Step one – Evaluate your goals.
This includes your interests and desired level of involvement. You’ll need to consider whether you want to actively manage your properties or if you’d rather be hands-off. What type of properties will most likely bring the returns you seek? What kind of initial investment do you have available? Are you a sole investor or will you be part of an investment group?
Step two – Assess the market.
Simply buying investment property haphazardly all over town can lead to disaster and confusion. It’s much simpler to begin in one area and expand as your portfolio does. If you’re considering residential properties as rental units, start your research with the following area attributes: The migration of the residents, are they moving in or away from the area? How long do homes remain on the market compared to surrounding areas? What is the average annual market appreciation or depreciation?

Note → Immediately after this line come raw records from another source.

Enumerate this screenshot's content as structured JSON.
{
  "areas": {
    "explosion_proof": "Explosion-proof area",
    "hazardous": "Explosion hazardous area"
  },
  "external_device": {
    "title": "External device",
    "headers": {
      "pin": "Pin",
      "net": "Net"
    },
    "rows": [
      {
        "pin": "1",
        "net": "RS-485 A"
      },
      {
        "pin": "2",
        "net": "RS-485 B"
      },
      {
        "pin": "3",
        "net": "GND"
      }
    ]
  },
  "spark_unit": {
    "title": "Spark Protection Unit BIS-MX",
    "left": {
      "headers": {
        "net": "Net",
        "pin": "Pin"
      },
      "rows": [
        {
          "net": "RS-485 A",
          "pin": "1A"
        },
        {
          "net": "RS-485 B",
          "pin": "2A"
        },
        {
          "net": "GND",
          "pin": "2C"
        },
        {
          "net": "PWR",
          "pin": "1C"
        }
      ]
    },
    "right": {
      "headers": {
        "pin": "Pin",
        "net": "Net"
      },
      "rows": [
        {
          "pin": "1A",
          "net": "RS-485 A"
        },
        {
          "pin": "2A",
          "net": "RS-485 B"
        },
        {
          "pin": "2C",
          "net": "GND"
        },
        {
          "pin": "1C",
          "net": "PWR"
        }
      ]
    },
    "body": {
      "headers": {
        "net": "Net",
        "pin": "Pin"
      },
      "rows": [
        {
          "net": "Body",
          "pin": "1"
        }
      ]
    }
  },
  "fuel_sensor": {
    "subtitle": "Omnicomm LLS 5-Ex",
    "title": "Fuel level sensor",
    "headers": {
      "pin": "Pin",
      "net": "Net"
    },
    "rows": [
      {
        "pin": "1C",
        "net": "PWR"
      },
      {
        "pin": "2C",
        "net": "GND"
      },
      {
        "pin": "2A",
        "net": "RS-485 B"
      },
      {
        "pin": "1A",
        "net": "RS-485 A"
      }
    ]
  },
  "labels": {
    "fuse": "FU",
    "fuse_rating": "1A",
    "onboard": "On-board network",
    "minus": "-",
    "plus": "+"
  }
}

Step three – You’ll need a team.
At very least your team should include a realtor and an attorney. As your portfolio grows, you may consider adding a tax advisor and an insurance agent. If you’re not the handy type you will definitely need a contractor on call to help you gauge repair costs and estimates.
Step four – Property selection.
If your goal is a residential property then you’ll want to target those attractive neighborhoods that will appeal to employed tenants. Lower tenant turnover means less property damage and lower cost to rent again. Choose homes without those special features that result in higher repair bills or greater insurance fees i.e. avoid swimming pools and working fireplaces.